During an inflammatory speech in February, he insulted Germans of Turkish origin, calling them "camel drivers". He added that those with double German and Turkish citizenship are “fatherless vermin.”

The comments were in response to a question from a community organization, who asked about plans in Berlin to create a new "homeland" ministry.

He said Germany needed no advice on its culture and history from Turks who he said bore responsibility "for their own genocide", the mass killings of Armenians in the World War I-era.

"Are they crazy?" he told several hundred mostly-male AfD supporters in Nentmannsdorf, a village near Dresden.

"These camel drivers should go back to where they belong, far beyond the Bosphorus, to their mud huts and multiple wives."

Poggenburg counts among the most right-leaning members of the AfD.

In a leak last year of a WhatsApp group chat of AfD members and supporters, Poggenburg was seen texting: "Germany for the Germans" -- a slogan often used by neo-Nazis.

Defending the comment, Poggenburg then also issued a tweet saying: "Why should that put me under pressure?
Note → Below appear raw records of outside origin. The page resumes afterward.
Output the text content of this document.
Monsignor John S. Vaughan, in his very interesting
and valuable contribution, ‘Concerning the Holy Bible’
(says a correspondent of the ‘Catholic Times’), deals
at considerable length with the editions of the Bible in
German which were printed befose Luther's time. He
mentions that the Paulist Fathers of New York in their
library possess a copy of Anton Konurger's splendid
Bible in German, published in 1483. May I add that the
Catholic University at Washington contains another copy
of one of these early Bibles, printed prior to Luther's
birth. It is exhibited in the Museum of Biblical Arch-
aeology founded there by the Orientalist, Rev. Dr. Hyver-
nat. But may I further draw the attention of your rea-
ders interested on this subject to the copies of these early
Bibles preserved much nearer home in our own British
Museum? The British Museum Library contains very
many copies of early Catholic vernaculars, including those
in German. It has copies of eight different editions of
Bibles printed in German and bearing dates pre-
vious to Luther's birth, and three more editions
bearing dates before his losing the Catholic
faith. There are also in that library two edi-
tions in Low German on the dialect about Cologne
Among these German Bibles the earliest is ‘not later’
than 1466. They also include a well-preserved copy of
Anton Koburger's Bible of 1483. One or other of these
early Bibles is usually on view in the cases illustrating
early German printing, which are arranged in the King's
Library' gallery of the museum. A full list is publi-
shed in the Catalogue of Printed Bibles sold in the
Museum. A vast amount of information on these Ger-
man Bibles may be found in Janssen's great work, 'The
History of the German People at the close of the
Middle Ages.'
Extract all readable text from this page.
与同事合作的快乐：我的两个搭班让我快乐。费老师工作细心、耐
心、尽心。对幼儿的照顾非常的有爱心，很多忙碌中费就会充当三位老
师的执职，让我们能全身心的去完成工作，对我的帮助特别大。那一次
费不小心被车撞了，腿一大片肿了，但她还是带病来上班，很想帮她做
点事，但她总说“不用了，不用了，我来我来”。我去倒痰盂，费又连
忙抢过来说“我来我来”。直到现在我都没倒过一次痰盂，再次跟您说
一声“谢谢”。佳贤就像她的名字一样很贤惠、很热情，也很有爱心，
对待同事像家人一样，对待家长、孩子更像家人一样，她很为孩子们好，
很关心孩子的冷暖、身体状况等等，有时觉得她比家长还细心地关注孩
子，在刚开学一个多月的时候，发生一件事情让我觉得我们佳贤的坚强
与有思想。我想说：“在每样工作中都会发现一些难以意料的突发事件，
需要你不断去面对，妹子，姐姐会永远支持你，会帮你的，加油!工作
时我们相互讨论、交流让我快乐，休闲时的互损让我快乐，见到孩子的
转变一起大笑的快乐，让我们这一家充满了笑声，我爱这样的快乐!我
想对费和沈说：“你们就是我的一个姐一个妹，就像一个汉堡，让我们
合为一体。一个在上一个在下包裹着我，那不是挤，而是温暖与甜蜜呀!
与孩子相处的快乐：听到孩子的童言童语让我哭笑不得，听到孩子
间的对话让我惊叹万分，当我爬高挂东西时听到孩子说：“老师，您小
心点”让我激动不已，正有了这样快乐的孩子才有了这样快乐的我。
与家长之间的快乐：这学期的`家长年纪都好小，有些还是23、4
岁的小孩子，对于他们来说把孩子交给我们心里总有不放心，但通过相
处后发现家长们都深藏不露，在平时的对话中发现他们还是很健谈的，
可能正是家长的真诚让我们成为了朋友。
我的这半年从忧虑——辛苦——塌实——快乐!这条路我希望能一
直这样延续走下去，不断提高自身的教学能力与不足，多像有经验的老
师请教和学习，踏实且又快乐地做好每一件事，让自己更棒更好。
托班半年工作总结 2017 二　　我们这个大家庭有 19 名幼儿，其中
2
Of course Germany should belong to the Germans."

When announcing his resignation, Poggenburg stated that the comments had built up "an enormous media pressure". While he could take on the growing pressure himself, he added that he wanted to  “spare members, faction colleagues and party friends."

Poggenburg had taken over the party presidency in 2014 and led the faction since it moved into the Magdeburg state parliament in the spring of 2016.

Nationwide the AfD party garnered almost 13 percent of the vote in September's election, as it capitalised on anger against Chancellor Angela Merkel's refugee policy that let in more than one million asylum seekers since 2015.